Chocolate bar by Cadbury

Fry's Turkish Delight is a chocolate bar made by British confectionary company Cadbury, consisting of a rose-flavoured Turkish delight surrounded by milk chocolate. It was launched by Bristol-based J. S. Fry & Sons in 1914 which merged with Cadbury in 1919 but with Fry's identity remaining in use for the product.

From August 2010, Fry's Turkish Delight (along with other products such as Fry's Chocolate Cream) for the British and Irish markets are produced in Poland after the decommissioning of Somerdale Factory. Those sold in Australia and New Zealand are manufactured by Cadbury in Australia.

== Variations ==
Alongside the standard product, a number of variations have been marketed. Cadbury also manufacture the Dairy Milk Turkish, using Cadbury Dairy Milk chocolate instead with a slightly different Turkish centre, in the familiar block bar form. It was first launched in 2005 and is now sold only in Ireland. In 2020 and 2021, limited edition Lemon and Cherry flavoured Turkish Delights were launched in Britain, and more recently an Orange variant.

In Australia and New Zealand, the range of "Turkish" products released by Cadbury has expanded to include mini-Easter eggs, ice cream, sectioned family block chocolate bars, and small versions used in boxed chocolates.

== Advertising ==
From the late 1950s, the slogan 'Full of Eastern Promise' has been used for the product on British TV advertisements.

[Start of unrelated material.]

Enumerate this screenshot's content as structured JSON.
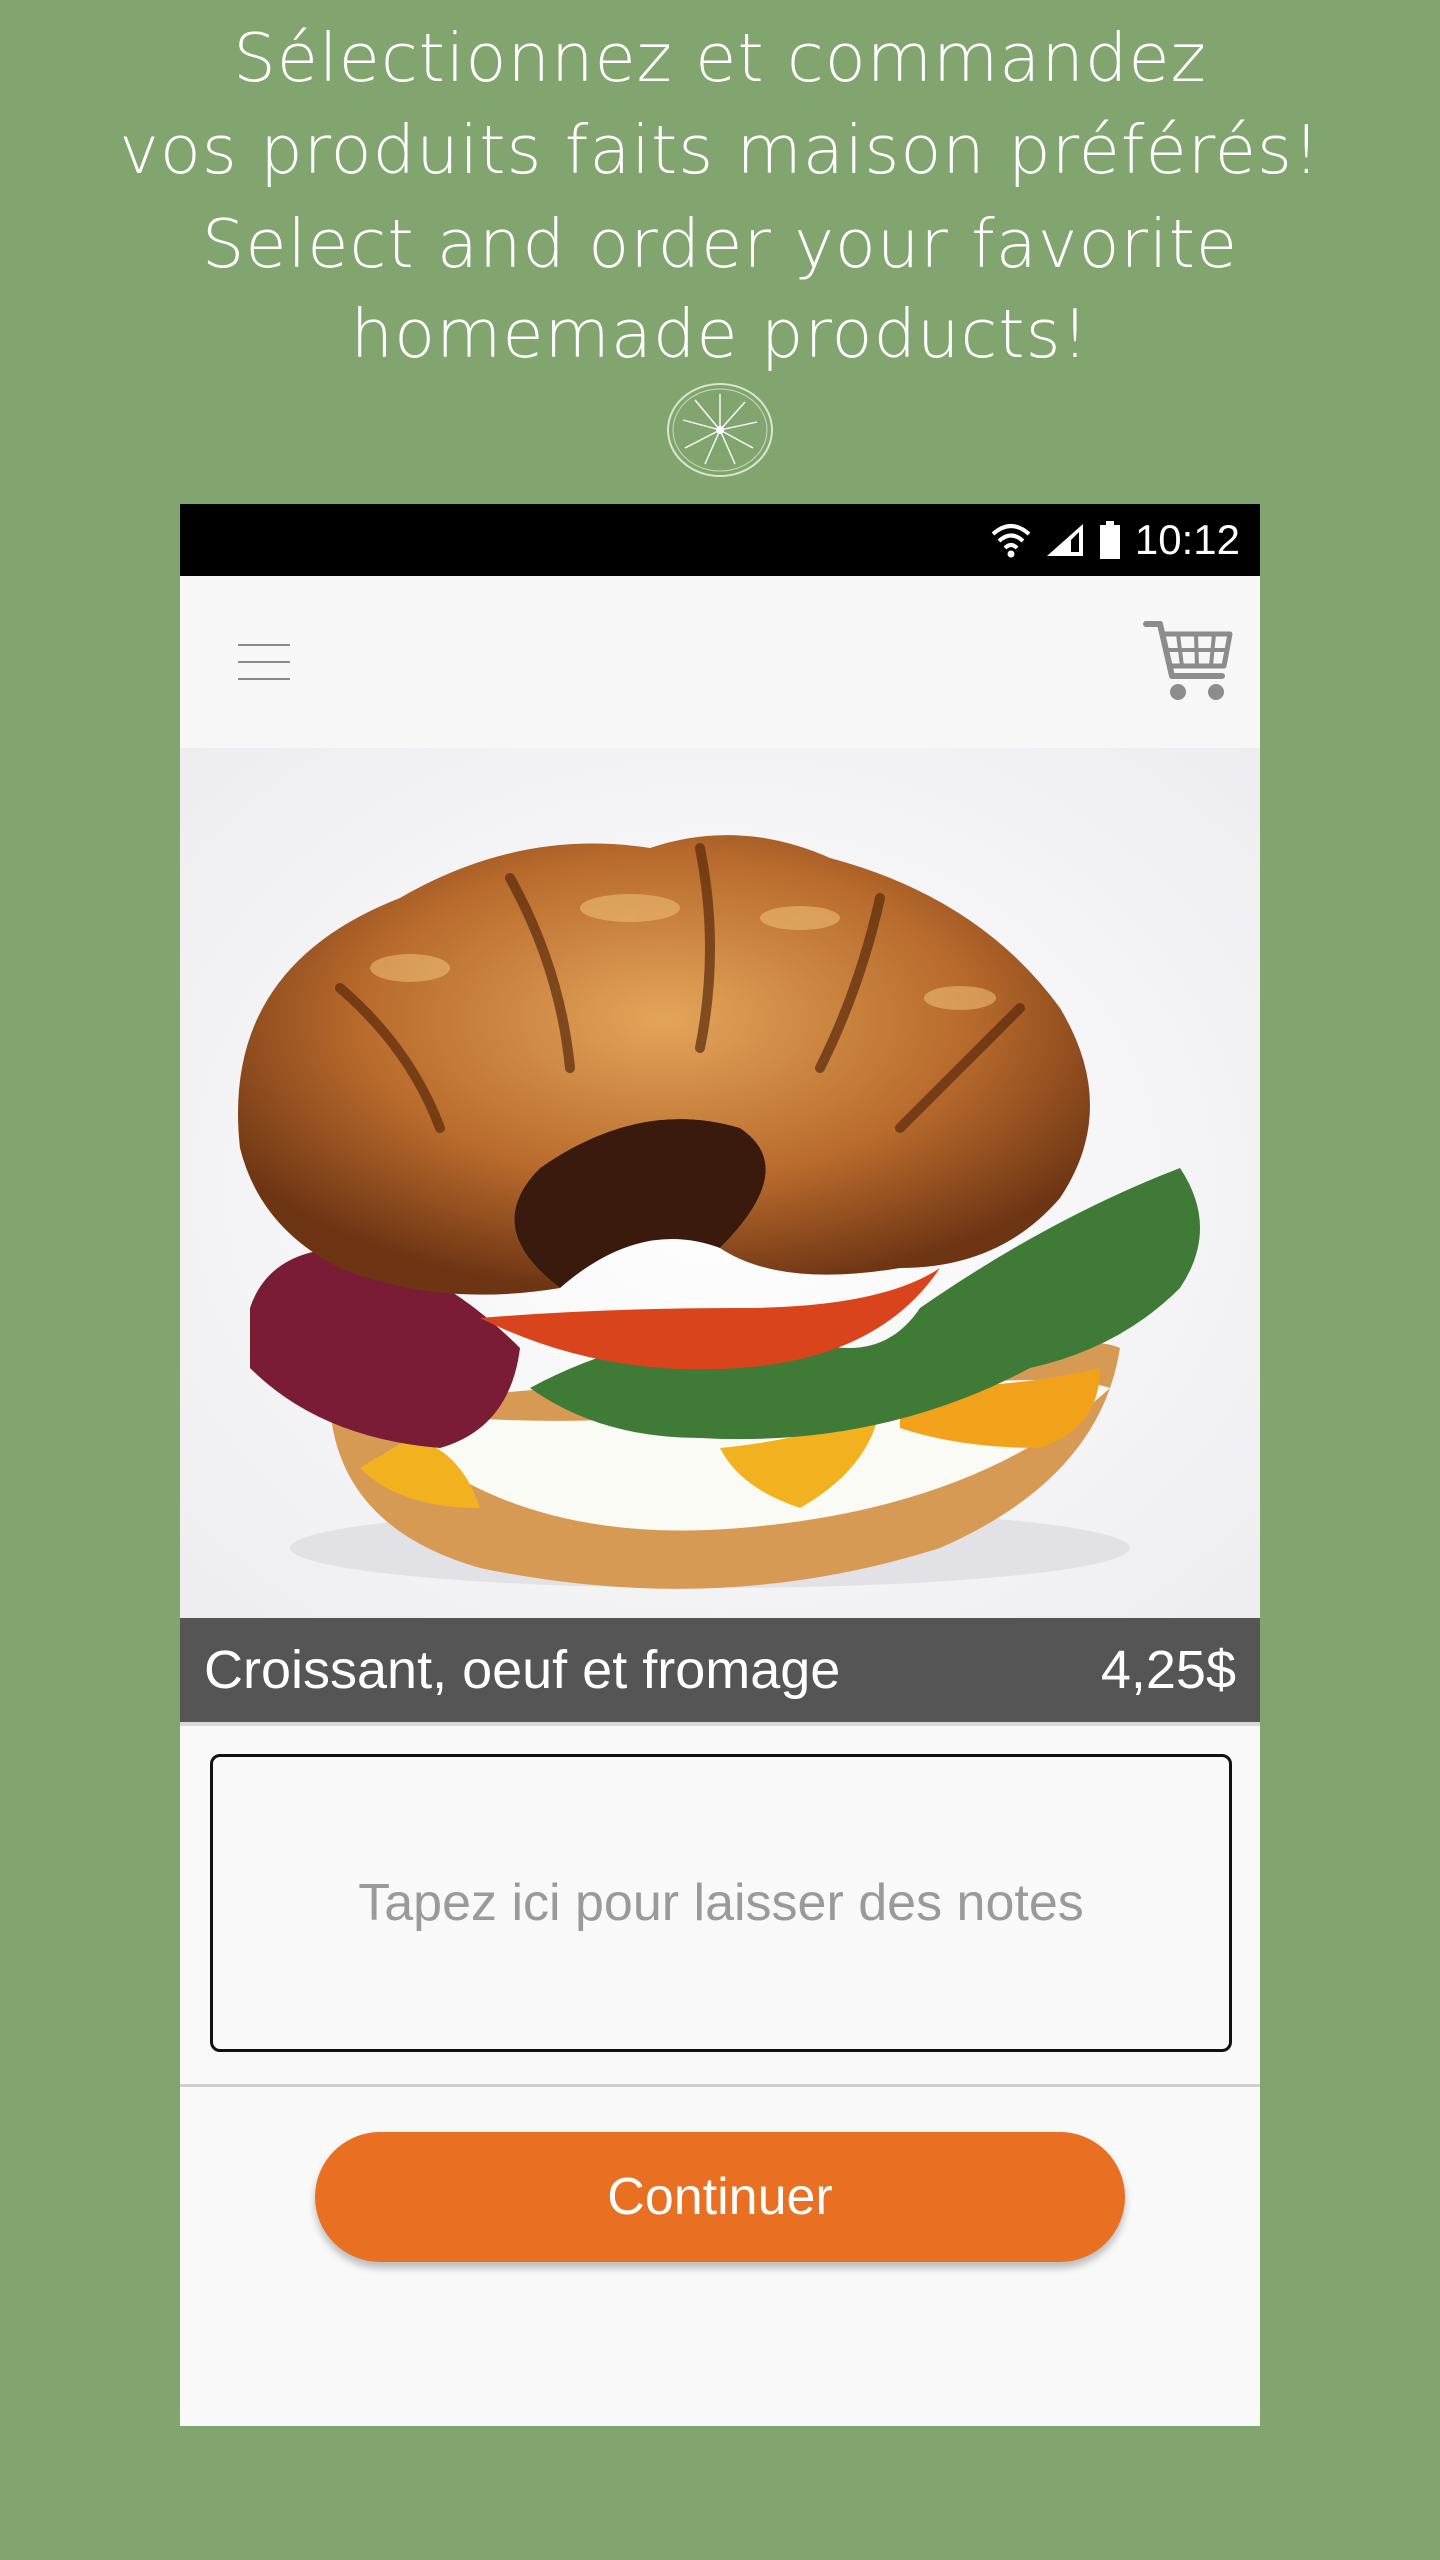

Among those appearing in such advertisements in the 1960s were the model and actress Jane Lumb. In 2000, ‘Eastern Promise’ was ranked 37th in Channel 4’s poll of the "100 Greatest Adverts".

Due to the Orientalist perspective and misleading stereotypes about the Turks, the advertisements have depicted Turkey as the Arabian Desert and Turks as Arab Bedouins.